Interventions included pars plana vitrectomy with 24 Gy EMB plus as-needed ranibizumab vs. as-needed ranibizumab monotherapy.

Coprimary outcomes were the number of as-needed ranibizumab injections and the mean change in Early Treatment Diabetic Retinopathy Study best-corrected visual acuity, with a noninferiority margin of -5 ETDRS letters. 

Secondary outcomes were the percentage of participants losing fewer than 15 ETDRS letters and gaining zero or more, or 15 or more ETDRS letters and the mean change in angiographic total lesion size, choroidal neovascularization size and foveal thickness on optical coherence tomography.

Of 363 participants, 329 (90.6 percent) completed 24 months of follow-up (222 participants in the EMB group and 107 in the ranibizumab group).
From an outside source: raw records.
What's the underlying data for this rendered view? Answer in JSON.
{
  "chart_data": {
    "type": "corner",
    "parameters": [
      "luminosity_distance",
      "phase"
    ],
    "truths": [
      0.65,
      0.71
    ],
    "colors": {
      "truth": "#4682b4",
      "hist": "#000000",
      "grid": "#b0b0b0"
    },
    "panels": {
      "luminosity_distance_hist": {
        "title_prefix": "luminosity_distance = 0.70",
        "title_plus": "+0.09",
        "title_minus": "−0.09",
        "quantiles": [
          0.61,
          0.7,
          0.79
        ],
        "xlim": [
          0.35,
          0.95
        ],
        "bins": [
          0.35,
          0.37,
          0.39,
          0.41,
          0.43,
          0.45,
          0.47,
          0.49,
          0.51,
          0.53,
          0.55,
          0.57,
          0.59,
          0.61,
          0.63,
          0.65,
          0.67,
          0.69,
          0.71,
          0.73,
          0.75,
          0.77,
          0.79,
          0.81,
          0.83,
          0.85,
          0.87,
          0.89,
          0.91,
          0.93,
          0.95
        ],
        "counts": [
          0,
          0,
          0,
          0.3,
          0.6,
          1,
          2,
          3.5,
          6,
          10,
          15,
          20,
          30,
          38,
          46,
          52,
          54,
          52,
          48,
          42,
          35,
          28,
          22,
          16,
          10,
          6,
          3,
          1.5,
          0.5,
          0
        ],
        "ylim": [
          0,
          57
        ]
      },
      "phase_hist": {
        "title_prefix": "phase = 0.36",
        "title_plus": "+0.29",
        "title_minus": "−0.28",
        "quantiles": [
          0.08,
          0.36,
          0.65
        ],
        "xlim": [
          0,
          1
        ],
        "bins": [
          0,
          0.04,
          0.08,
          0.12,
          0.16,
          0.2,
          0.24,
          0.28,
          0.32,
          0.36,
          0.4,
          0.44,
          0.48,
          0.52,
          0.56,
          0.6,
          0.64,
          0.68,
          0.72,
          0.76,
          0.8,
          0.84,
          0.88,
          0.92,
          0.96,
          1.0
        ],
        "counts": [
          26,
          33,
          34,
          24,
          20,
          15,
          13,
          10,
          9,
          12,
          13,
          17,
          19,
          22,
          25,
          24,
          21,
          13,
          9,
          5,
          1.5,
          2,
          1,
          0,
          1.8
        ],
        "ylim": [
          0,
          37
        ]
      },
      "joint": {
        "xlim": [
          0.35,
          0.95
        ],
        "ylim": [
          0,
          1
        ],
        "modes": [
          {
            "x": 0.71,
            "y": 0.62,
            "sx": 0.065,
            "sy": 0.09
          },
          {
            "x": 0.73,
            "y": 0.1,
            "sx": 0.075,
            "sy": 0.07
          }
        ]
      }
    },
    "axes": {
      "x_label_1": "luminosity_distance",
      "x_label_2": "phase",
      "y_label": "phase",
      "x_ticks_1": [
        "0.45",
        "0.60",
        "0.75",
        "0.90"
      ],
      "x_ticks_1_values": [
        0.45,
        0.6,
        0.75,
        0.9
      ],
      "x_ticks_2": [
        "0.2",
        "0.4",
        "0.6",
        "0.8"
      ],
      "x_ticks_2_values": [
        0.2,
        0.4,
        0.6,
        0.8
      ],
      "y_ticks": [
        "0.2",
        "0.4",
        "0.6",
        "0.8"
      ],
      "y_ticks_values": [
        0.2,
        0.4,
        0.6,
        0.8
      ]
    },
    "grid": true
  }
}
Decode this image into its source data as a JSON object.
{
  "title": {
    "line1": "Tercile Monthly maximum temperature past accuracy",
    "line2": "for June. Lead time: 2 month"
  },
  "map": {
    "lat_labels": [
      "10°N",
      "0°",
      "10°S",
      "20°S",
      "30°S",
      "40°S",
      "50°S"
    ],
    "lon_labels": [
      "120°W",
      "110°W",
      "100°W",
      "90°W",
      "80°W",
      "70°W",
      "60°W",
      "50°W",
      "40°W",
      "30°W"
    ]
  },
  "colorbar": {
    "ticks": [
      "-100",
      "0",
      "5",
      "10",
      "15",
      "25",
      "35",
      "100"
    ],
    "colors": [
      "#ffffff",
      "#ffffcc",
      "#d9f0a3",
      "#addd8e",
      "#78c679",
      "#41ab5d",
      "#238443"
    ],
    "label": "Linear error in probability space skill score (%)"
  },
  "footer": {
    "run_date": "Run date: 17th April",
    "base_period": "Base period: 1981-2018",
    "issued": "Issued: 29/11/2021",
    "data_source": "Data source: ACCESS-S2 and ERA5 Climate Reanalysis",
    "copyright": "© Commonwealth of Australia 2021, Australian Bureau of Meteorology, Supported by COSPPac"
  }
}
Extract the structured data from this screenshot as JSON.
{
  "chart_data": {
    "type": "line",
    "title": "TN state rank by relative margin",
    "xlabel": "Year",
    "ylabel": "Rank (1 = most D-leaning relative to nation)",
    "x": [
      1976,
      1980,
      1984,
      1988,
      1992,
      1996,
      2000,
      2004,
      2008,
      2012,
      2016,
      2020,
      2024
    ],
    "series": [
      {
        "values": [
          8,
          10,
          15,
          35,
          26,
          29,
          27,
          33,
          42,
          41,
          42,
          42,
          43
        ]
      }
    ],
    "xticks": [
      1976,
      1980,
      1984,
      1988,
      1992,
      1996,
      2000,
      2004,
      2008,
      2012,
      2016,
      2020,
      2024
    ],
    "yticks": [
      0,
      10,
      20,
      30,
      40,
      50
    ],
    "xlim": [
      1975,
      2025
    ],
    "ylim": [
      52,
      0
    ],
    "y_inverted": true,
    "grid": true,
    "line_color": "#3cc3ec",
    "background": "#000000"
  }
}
Here are some of the findings:

• The mean BCVA change was -11.2 ETDRS letters in the EMB group and -1.4 letters in the ranibizumab group, with a difference of 9.8 ETDRS letters.

• In the EMB group, 65.6 percent of participants (160 of 244) lost fewer than 15 letters vs. 86.6 percent (103 of 119) in the ranibizumab group, with a statistically significant difference of 21 percent.

Investigators say that, despite the acceptable safety of EMB, it didn’t reduce the number of ranibizumab injections and was actually associated with worse visual acuity than anti-VEGF treatment alone. They conclude that these results don’t support EMB use as an adjunct treatment for chronic, active nAMD.  REVIEW


JAMA Ophthalmol 2020; July 09. [Epub ahead of print].

Jackson TL, Soare C, Petrarca C, et al.